Nifty, Sensex Extend Losses Driven By A Global Sell-Off On Aggressive Rate Hike Concerns
Equity benchmarks fell on Wednesday, extending losses from the fag end of the previous session, driven by a global stocks sell-off as aggressive rate hike concerns returned to the fore after strong US data reinforced the Federal Reserve tightening path view despite widespread economic gloom.
The BSE Sensex index fell 474.1 points to 58,722.89 in early trade, and the NSE declined 171.3 points to 17,484.30.
Ahead of market open, Prashanth Tapse, Senior Vice President for Research at Mehta Equities said, “domestic equities are likely to join the global market slump in early trades Wednesday, amid recurring worries of major central banks tightening interest rates to tackle rising inflation that could result in global slowdown. Also, recession fears are getting stronger after Russia continued to discontinue crucial oil supply to European nations.”
“Besides, strengthening dollar, hawkish Fed bets and a new COVID-19 lockdown in China could also weigh on sentiment,” he added.
An Asian stock gauge dropped to its lowest level since 2020 as stocks declined from Tokyo to Sydney and Chinese tech firms tumbled.
“Many investors are walking on egg shells,” Kristina Hooper, chief global market strategist at Invesco, said on Bloomberg Television. “The real issue is that it could be a one-two punch. We could see the Fed continuing to pummel the economy with a significant rate hike, lets say 75 basis points, and then of course we get downward revisions to earnings that are significant.”
MSCI’s largest index of Asia-Pacific equities outside of Japan fell 1.5 per cent in early trading, mirroring the declines on Wall Street, and Japan’s key Nikkei average opened lower by 1.12 per cent.
US and European futures were negative, a day after the S&P 500 fell but managed to stay above the critical threshold of 3,900.
“US equities returned from their holiday yesterday, but the mood remained gloomy…The session wasn’t particularly brutal.

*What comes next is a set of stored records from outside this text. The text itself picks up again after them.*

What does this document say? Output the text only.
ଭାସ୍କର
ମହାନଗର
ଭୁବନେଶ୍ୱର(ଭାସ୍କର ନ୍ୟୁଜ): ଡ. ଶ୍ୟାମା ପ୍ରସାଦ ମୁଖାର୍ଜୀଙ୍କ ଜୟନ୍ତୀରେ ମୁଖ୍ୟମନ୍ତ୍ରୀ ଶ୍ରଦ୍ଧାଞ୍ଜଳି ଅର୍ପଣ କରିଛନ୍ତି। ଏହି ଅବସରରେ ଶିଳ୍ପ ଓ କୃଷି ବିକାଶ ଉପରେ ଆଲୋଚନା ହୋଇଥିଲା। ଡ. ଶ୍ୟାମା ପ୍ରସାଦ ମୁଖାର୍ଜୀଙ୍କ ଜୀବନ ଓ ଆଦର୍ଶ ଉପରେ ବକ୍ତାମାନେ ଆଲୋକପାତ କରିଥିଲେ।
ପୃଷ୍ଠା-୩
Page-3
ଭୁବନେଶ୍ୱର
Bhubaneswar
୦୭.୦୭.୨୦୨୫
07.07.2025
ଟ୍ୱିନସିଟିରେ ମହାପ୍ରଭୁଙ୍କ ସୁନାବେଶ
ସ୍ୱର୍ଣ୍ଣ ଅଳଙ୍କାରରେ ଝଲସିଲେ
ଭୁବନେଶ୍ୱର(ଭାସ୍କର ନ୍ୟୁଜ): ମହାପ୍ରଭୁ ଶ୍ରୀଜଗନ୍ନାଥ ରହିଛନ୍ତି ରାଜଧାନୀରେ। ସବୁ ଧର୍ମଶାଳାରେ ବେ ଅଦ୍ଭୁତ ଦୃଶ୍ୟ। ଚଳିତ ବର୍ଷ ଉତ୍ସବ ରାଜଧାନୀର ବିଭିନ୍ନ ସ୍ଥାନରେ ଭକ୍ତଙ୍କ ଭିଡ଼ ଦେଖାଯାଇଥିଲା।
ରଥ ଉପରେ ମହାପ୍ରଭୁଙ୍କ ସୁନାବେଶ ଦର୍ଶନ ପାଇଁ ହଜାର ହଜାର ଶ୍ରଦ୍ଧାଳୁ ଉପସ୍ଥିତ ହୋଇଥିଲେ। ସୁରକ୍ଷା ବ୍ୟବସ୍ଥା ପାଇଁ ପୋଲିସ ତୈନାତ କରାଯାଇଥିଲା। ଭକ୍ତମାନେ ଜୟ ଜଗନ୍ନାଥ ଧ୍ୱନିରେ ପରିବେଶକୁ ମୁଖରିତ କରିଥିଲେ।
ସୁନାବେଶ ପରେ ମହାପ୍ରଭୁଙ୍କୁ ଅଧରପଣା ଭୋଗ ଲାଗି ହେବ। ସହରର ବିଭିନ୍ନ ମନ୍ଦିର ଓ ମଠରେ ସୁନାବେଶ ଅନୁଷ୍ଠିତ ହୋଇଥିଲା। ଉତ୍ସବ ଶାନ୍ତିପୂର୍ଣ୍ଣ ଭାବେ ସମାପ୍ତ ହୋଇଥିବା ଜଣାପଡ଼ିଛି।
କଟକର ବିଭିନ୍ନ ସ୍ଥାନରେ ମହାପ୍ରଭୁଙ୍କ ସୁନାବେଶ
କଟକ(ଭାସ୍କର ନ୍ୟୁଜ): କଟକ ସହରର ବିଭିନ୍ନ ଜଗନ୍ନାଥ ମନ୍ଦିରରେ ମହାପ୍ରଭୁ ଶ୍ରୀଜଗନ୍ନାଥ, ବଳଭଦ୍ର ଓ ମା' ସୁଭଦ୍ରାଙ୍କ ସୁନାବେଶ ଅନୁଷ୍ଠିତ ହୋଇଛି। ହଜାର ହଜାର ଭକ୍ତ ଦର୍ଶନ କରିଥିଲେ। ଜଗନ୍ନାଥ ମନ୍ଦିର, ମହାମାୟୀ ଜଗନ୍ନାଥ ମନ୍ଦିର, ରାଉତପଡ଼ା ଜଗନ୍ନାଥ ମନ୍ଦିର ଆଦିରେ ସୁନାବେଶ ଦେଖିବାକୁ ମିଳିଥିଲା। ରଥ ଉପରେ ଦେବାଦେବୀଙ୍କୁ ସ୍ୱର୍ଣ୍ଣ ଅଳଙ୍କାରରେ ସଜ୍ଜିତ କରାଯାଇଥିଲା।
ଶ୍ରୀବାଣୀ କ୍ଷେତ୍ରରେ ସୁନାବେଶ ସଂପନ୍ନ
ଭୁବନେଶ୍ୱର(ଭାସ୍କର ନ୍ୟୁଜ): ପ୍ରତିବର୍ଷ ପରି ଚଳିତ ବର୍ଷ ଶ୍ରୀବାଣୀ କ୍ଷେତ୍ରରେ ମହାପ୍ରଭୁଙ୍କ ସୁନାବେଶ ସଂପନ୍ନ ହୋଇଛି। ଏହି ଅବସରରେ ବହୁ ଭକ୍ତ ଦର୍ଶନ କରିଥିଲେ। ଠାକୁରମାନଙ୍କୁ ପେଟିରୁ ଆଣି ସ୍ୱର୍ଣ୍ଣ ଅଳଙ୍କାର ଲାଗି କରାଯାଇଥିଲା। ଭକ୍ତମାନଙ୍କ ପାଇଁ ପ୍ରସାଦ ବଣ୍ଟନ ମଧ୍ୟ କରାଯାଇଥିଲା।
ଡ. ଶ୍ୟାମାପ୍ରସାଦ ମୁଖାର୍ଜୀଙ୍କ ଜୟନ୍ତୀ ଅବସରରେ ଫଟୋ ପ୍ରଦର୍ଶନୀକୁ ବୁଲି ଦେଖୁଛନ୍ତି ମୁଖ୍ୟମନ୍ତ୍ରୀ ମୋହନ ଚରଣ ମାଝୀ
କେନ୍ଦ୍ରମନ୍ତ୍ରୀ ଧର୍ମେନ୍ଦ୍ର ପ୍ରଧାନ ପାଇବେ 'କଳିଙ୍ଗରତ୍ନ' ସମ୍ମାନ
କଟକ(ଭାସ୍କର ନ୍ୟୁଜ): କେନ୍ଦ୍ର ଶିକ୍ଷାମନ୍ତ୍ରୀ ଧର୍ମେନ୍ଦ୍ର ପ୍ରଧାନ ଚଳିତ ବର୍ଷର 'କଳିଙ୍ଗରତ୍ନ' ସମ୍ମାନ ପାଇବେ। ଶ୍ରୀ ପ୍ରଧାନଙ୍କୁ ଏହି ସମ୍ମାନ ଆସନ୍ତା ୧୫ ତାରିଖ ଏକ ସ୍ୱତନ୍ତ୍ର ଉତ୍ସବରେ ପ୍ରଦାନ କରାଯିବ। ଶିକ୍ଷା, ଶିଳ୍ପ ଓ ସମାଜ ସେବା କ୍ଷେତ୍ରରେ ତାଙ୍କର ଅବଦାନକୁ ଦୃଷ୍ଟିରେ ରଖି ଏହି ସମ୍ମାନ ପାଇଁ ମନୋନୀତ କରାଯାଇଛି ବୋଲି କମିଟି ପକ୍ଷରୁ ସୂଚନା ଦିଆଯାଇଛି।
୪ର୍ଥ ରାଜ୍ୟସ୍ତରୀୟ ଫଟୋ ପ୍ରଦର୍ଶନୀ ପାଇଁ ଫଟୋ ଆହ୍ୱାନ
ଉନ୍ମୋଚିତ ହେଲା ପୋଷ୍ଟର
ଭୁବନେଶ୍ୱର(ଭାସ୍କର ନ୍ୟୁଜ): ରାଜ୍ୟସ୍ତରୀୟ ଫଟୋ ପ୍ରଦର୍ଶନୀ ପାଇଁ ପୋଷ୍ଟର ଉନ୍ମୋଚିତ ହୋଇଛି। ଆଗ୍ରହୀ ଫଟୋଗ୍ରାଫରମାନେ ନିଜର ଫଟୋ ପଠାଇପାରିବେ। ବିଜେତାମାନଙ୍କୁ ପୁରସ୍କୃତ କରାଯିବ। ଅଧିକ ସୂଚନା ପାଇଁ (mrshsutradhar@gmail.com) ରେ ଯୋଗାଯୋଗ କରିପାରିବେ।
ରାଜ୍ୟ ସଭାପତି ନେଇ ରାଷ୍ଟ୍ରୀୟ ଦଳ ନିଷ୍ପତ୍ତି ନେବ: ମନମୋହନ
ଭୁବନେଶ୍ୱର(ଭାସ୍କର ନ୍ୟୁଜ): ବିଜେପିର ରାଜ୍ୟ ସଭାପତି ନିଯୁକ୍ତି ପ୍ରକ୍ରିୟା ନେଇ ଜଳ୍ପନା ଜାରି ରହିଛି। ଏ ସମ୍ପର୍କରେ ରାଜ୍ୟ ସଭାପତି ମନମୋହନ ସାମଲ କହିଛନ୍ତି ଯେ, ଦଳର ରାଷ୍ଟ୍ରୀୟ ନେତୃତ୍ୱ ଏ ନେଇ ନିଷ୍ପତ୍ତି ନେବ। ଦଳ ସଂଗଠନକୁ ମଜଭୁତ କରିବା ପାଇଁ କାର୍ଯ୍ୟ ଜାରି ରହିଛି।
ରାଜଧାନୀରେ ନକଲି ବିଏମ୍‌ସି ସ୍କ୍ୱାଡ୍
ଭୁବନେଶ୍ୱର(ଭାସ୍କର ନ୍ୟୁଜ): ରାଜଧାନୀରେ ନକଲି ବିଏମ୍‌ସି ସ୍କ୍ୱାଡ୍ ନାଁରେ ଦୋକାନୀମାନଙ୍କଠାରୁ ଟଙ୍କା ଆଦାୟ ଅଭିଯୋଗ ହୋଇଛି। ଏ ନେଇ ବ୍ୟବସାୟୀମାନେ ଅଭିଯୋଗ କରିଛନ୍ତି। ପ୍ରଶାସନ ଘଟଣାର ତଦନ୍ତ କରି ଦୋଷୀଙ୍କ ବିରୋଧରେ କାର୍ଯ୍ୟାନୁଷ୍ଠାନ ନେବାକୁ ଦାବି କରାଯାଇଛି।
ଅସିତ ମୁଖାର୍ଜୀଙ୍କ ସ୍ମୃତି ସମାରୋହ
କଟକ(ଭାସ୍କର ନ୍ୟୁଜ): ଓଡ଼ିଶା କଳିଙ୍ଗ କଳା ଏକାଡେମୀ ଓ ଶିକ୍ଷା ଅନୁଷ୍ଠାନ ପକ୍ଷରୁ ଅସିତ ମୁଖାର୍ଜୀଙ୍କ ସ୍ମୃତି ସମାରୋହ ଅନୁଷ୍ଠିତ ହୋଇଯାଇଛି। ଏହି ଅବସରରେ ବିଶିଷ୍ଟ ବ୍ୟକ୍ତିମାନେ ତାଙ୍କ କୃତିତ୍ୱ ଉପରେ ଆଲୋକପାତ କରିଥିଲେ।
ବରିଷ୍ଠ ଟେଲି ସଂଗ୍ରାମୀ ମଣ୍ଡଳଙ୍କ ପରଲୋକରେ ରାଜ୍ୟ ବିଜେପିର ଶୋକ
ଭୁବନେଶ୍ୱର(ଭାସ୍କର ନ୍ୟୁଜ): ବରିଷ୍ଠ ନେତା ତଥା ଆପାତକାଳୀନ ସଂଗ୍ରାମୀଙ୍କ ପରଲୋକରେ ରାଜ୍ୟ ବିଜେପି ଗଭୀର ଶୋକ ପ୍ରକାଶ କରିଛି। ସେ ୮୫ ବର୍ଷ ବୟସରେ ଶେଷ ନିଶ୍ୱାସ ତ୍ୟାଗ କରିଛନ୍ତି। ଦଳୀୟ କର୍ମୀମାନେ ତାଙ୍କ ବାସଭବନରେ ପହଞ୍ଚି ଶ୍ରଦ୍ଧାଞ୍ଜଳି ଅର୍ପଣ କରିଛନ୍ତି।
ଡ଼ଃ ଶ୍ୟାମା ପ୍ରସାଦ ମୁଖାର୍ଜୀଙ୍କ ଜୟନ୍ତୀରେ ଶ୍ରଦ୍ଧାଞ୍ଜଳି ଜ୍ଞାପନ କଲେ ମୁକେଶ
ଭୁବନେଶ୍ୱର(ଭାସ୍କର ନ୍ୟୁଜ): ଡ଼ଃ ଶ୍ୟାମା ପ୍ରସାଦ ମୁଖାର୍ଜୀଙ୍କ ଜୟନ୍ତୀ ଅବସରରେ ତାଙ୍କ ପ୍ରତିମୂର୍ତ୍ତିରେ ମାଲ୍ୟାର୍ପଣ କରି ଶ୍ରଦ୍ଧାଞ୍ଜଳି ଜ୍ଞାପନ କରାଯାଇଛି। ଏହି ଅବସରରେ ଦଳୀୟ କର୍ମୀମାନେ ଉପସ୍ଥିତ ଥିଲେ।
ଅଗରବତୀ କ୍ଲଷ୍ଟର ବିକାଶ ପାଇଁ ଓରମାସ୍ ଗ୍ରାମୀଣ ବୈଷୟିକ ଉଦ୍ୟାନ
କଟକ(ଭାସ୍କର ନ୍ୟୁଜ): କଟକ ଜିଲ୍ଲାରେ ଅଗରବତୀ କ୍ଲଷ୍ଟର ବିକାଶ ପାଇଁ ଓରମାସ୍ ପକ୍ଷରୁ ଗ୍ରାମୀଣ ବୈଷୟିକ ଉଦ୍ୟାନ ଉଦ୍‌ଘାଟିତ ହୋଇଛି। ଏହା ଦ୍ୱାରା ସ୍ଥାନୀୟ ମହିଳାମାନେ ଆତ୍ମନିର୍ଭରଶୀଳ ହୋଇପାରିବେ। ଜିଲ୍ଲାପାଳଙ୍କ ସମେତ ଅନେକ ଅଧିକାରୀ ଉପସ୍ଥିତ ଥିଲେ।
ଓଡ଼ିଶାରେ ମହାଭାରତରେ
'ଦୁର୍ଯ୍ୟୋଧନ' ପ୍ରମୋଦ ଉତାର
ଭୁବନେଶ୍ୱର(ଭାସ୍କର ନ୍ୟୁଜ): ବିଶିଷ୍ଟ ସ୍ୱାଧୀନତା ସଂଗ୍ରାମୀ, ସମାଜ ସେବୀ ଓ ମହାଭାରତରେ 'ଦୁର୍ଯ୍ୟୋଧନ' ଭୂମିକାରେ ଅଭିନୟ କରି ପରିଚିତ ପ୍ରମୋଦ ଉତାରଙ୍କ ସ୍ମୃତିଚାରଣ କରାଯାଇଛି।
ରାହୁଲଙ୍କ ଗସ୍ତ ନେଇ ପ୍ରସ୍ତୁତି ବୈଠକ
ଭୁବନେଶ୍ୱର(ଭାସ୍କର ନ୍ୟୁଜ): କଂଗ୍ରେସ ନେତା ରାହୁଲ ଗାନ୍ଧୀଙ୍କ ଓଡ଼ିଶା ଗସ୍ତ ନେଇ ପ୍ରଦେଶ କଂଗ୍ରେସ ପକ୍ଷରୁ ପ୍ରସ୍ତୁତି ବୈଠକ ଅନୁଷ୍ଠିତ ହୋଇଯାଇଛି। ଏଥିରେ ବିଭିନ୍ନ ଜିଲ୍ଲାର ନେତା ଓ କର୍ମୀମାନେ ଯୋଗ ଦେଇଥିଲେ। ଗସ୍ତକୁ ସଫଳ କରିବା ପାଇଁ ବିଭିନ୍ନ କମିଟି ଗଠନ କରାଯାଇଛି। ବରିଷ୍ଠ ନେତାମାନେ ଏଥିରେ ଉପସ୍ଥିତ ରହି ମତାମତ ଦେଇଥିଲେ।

Both indices just fell at the open and stayed low. Equity futures remain in the red today, so the slow bleed in equities looks like it will continue today,” said Robert Carnell, Regional Head of Research for Asia-Pacific at ING.
According to data released overnight, the US services sector expanded for the second straight month in August thanks to greater order growth and employment.
That supported the idea that there was no recession, but it also raised concerns that the Fed would not reduce the pace of interest rate hikes any time soon.
The good news for the real economy has now become bad news for the market – both for the bond and the stock market,” Redmond Wong, Hong Kong-based Market Strategist of Greater China at Saxo Capital Markets, told Reuters.
Weaker than expected jobs data last week ignited hopes the Fed may consider a soft landing with slower rate hikes, but “that hope pretty much vanished again” on the new set of numbers, he added.
“Investors we talked to…have lost quite a bit of confidence in the (stock) market,” Mr Wong said, adding investors have showed renewed interest in high-grade bonds to gain cash flow from coupons.